Dari situ muncul elite intelektual pribumi dengan kesadaran baru bahwa masa depan rakyat terjajah berada di tangan mereka. Pendidikan telah membuat mereka berkenalan dengan gagasan sosialis yang memberi energi intelektual melepaskan diri dari cengkeraman kuku imperialisme kapitalisme. Kecerdasan kritis itu mewujud dalam Kebangkitan Nasional, tonggak pertama sejarah Indonesia modern.

Lalu muncul sekolah swasta independen yang menggabungkan kurikulum Barat dan unsur-unsur kebudayaan lokal: Muhammadiyah (1912) dan Taman Siswa (1922). Kesadaran berbangsa modern yang mengatasi keterkotakan primodial mewujud dalam Sumpah Pemuda, tonggak sejarah berikutnya. Puncaknya: Proklamasi Kemerdekaan.

Roh Kebangkitan hilang

Namun, memori kolektif kita tentang kemerdekaan bukanlah diplomasi perjuangan para aktor intelektual kemerdekaan. Citra kemerdekaan kita bambu runcing, slogan "merdeka atau mati", heroisme perjuangan yang mengandalkan otot. Republik bak kehilangan intelektualitasnya. Selanjutnya pendidikan tak mendapat tempat di era politik sebagai panglima. Demikian pula di era ekonomi sebagai panglima.

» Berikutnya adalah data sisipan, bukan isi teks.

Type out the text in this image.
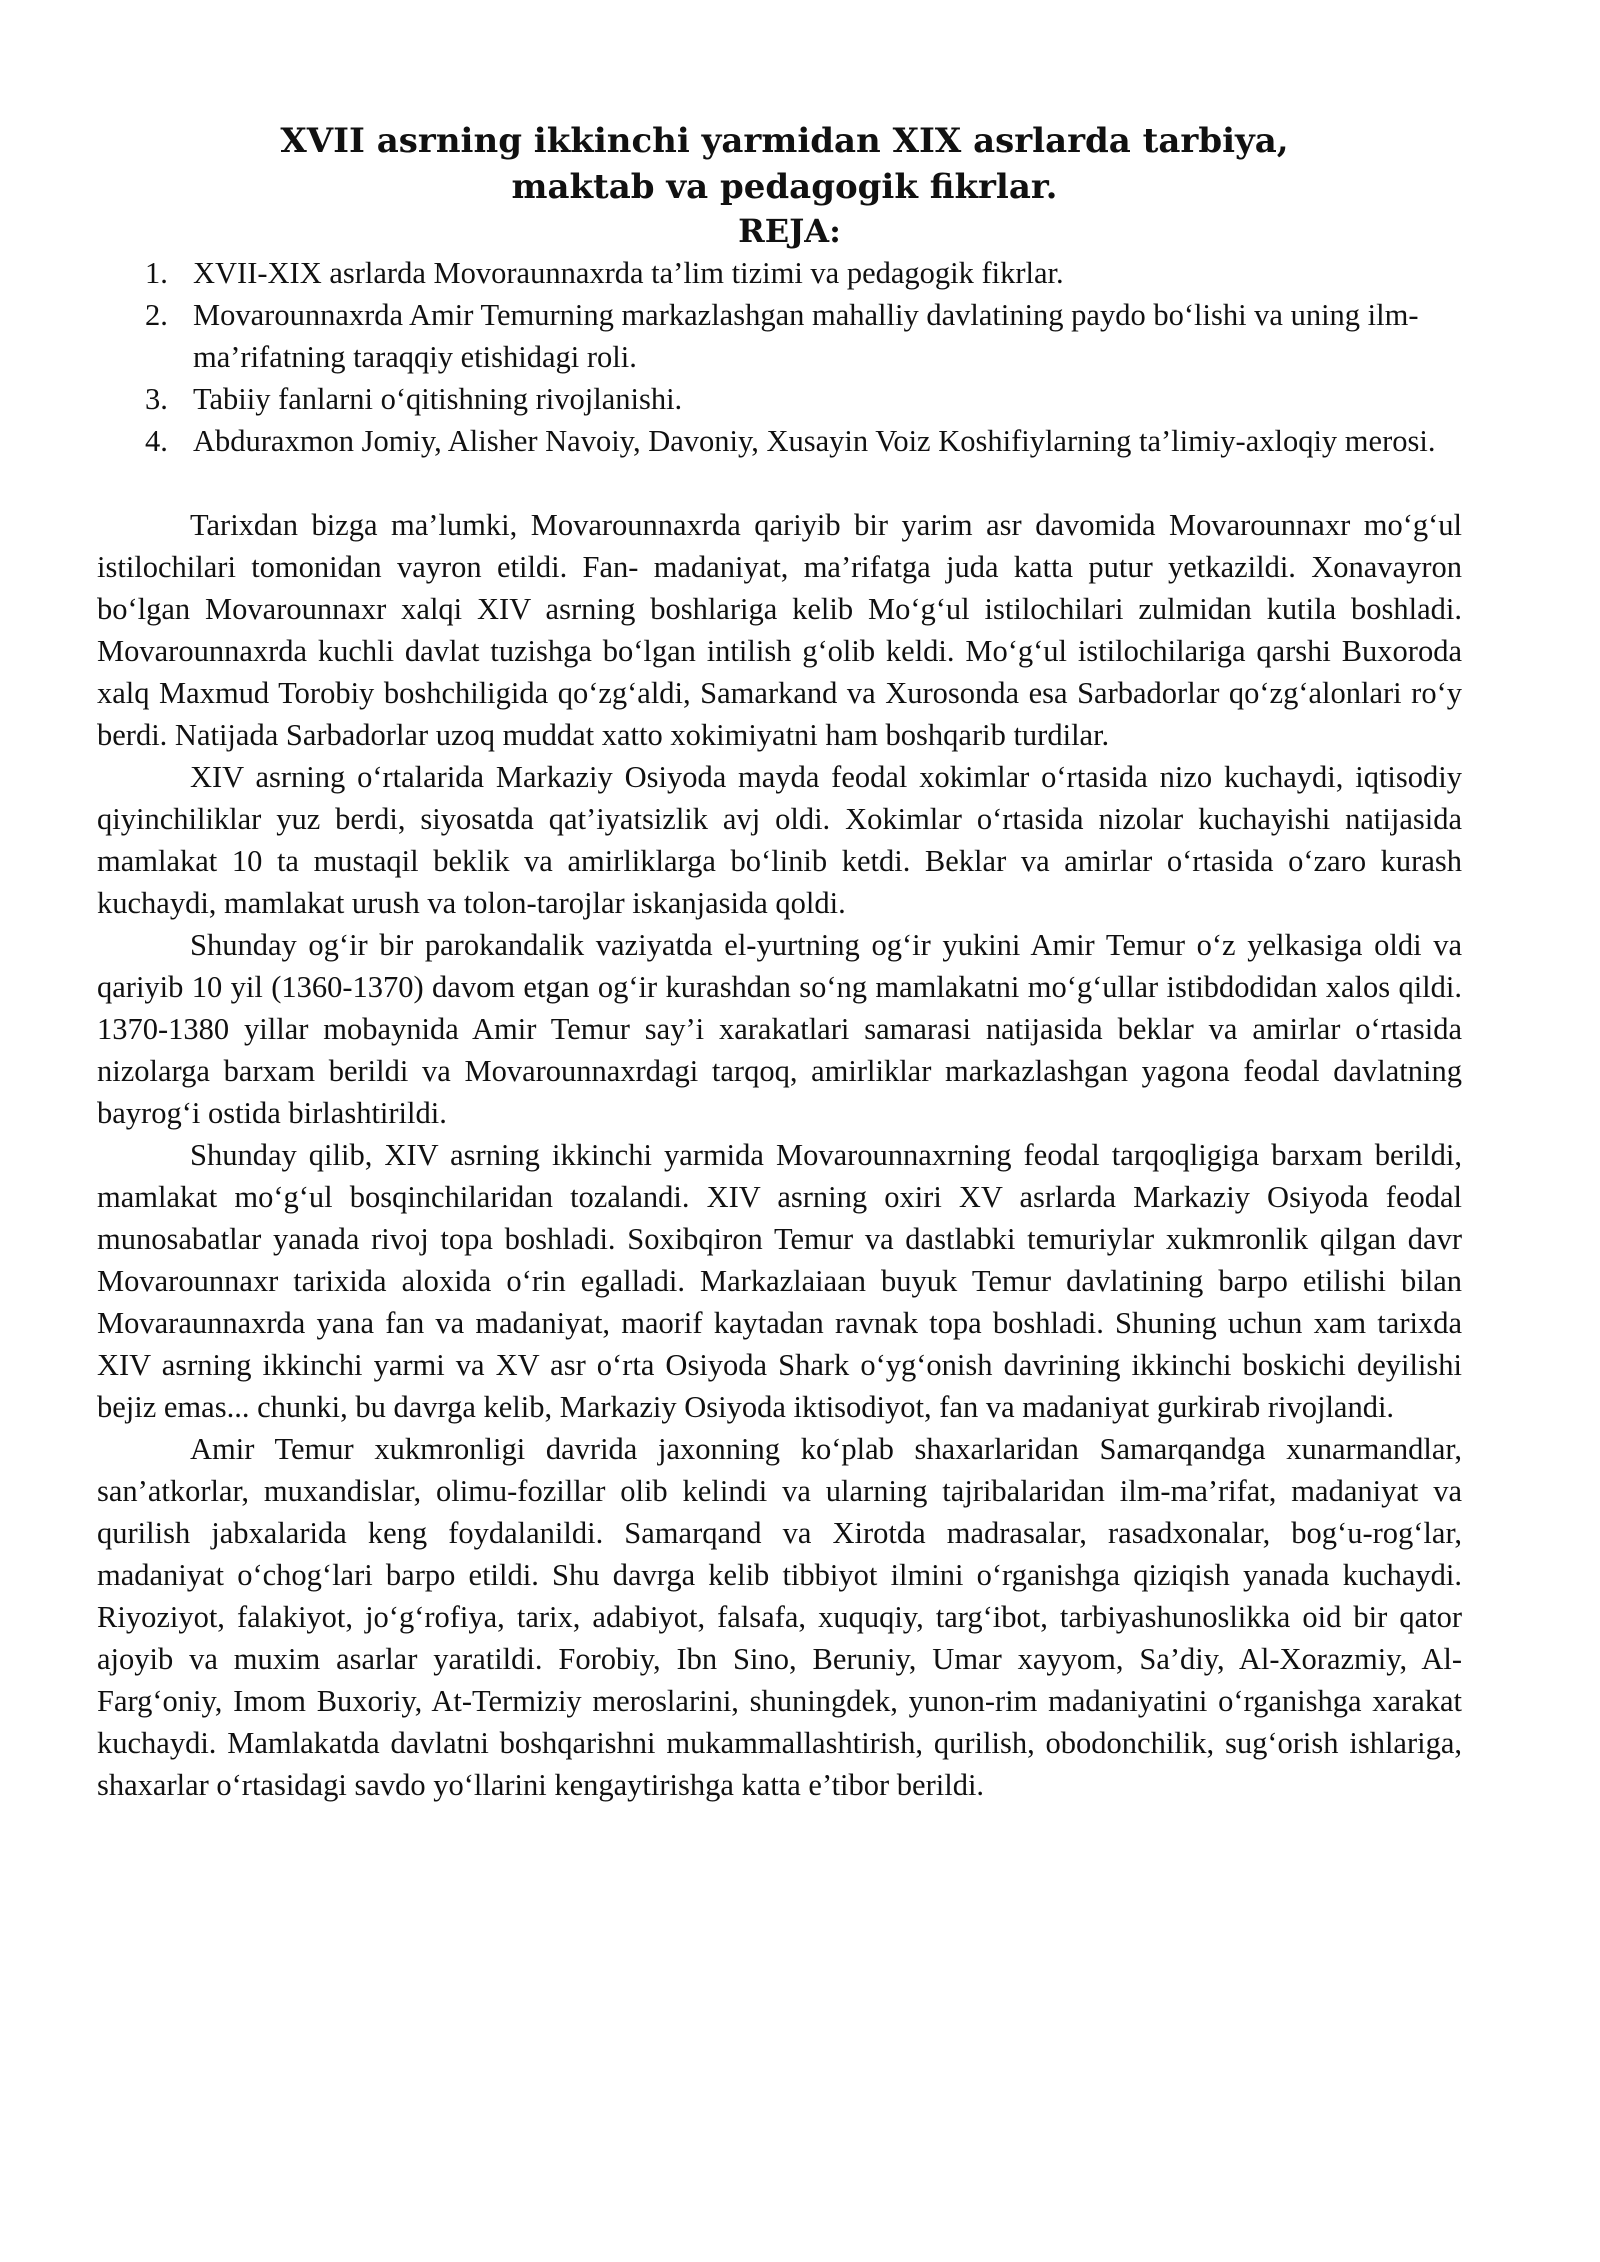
XVII asrning ikkinchi yarmidan XIX asrlarda tarbiya, maktab va pedagogik fikrlar.
REJA:
1. XVII-XIX asrlarda Movoraunnaxrda ta’lim tizimi va pedagogik fikrlar.
2. Movarounnaxrda Amir Temurning markazlashgan mahalliy davlatining paydo bo‘lishi va uning ilm-ma’rifatning taraqqiy etishidagi roli.
3. Tabiiy fanlarni o‘qitishning rivojlanishi.
4. Abduraxmon Jomiy, Alisher Navoiy, Davoniy, Xusayin Voiz Koshifiylarning ta’limiy-axloqiy merosi.

Tarixdan bizga ma’lumki, Movarounnaxrda qariyib bir yarim asr davomida Movarounnaxr mo‘g‘ul istilochilari tomonidan vayron etildi. Fan- madaniyat, ma’rifatga juda katta putur yetkazildi. Xonavayron bo‘lgan Movarounnaxr xalqi XIV asrning boshlariga kelib Mo‘g‘ul istilochilari zulmidan kutila boshladi. Movarounnaxrda kuchli davlat tuzishga bo‘lgan intilish g‘olib keldi. Mo‘g‘ul istilochilariga qarshi Buxoroda xalq Maxmud Torobiy boshchiligida qo‘zg‘aldi, Samarkand va Xurosonda esa Sarbadorlar qo‘zg‘alonlari ro‘y berdi. Natijada Sarbadorlar uzoq muddat xatto xokimiyatni ham boshqarib turdilar.

XIV asrning o‘rtalarida Markaziy Osiyoda mayda feodal xokimlar o‘rtasida nizo kuchaydi, iqtisodiy qiyinchiliklar yuz berdi, siyosatda qat’iyatsizlik avj oldi. Xokimlar o‘rtasida nizolar kuchayishi natijasida mamlakat 10 ta mustaqil beklik va amirliklarga bo‘linib ketdi. Beklar va amirlar o‘rtasida o‘zaro kurash kuchaydi, mamlakat urush va tolon-tarojlar iskanjasida qoldi.

Shunday og‘ir bir parokandalik vaziyatda el-yurtning og‘ir yukini Amir Temur o‘z yelkasiga oldi va qariyib 10 yil (1360-1370) davom etgan og‘ir kurashdan so‘ng mamlakatni mo‘g‘ullar istibdodidan xalos qildi. 1370-1380 yillar mobaynida Amir Temur say’i xarakatlari samarasi natijasida beklar va amirlar o‘rtasida nizolarga barxam berildi va Movarounnaxrdagi tarqoq, amirliklar markazlashgan yagona feodal davlatning bayrog‘i ostida birlashtirildi.

Shunday qilib, XIV asrning ikkinchi yarmida Movarounnaxrning feodal tarqoqligiga barxam berildi, mamlakat mo‘g‘ul bosqinchilaridan tozalandi. XIV asrning oxiri XV asrlarda Markaziy Osiyoda feodal munosabatlar yanada rivoj topa boshladi. Soxibqiron Temur va dastlabki temuriylar xukmronlik qilgan davr Movarounnaxr tarixida aloxida o‘rin egalladi. Markazlaiaan buyuk Temur davlatining barpo etilishi bilan Movaraunnaxrda yana fan va madaniyat, maorif kaytadan ravnak topa boshladi. Shuning uchun xam tarixda XIV asrning ikkinchi yarmi va XV asr o‘rta Osiyoda Shark o‘yg‘onish davrining ikkinchi boskichi deyilishi bejiz emas... chunki, bu davrga kelib, Markaziy Osiyoda iktisodiyot, fan va madaniyat gurkirab rivojlandi.

Amir Temur xukmronligi davrida jaxonning ko‘plab shaxarlaridan Samarqandga xunarmandlar, san’atkorlar, muxandislar, olimu-fozillar olib kelindi va ularning tajribalaridan ilm-ma’rifat, madaniyat va qurilish jabxalarida keng foydalanildi. Samarqand va Xirotda madrasalar, rasadxonalar, bog‘u-rog‘lar, madaniyat o‘chog‘lari barpo etildi. Shu davrga kelib tibbiyot ilmini o‘rganishga qiziqish yanada kuchaydi. Riyoziyot, falakiyot, jo‘g‘rofiya, tarix, adabiyot, falsafa, xuquqiy, targ‘ibot, tarbiyashunoslikka oid bir qator ajoyib va muxim asarlar yaratildi. Forobiy, Ibn Sino, Beruniy, Umar xayyom, Sa’diy, Al-Xorazmiy, Al-Farg‘oniy, Imom Buxoriy, At-Termiziy meroslarini, shuningdek, yunon-rim madaniyatini o‘rganishga xarakat kuchaydi. Mamlakatda davlatni boshqarishni mukammallashtirish, qurilish, obodonchilik, sug‘orish ishlariga, shaxarlar o‘rtasidagi savdo yo‘llarini kengaytirishga katta e’tibor berildi.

Daripada sebagai ujung tombak pencerdas bangsa, barisan guru dijadikan bagian mesin politik yang melanggengkan status quo. Kaum birokrat terdidik (teknokrat) tak mampu menyelamatkan Indonesia dari perangkap korupsi. Akhirnya, Indonesia sempat bangkrut.

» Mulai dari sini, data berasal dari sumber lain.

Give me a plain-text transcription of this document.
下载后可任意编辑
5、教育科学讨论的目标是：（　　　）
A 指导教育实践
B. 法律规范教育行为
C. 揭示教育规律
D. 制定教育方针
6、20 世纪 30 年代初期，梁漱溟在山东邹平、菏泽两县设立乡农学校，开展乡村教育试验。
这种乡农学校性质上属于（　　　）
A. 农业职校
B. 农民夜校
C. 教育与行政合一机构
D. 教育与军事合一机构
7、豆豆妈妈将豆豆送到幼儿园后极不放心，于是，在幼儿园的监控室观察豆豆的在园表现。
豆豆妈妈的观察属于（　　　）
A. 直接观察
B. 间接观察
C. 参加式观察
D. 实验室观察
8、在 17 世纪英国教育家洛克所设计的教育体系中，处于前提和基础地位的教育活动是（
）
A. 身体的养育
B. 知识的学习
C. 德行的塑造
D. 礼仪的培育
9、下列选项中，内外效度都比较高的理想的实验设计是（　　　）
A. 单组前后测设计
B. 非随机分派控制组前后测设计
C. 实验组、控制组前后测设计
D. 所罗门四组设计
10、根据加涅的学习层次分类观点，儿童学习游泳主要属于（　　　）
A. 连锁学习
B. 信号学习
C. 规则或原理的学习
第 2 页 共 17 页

Lalu malam hari 20 Mei 1998 Soeharto memutuskan lengser. Yang bangkit adalah demokrasi politik multipartai dan primordialisme agama. Sempat muncul takut korupsi di awal reformasi, tetapi momentum itu lewat tanpa reformasi birokrasi. Sampai kini birokrasi tetap gemuk: beban pembangunan dan sumber korupsi.

Beberapa bulan sesudah Soeharto turun, Ali Sadikin mengomentari politisasi agama sebagai "awal kehancuran agama karena dimanfaatkan untuk tujuan politik" (Time, 30/11/1998). Agama dianut, dibela, dan jadi pangkal perselisihan, tetapi tanpa kekuatan membentuk kesalehan sosial, mencegah kemunafikan, menurunkan indeks korupsi bangsa, serta melawan pesona materialisme dan hedonisme.

Jalan kebangkitan bangsa-bangsa di Asia pada paruh kedua abad ke-20 tak terpisah dari pendidikan dan kebudayaan. Awalnya mereka menoleh ke Barat, tidak untuk mengemis alih teknologi, tetapi untuk menguasainya. Investasi asing berarti transfer teknologi. Kaum muda mereka dikirim belajar ke negara maju dan, setelah kembali, disediakan fasilitas menerapkan dan mengembangkan ilmunya.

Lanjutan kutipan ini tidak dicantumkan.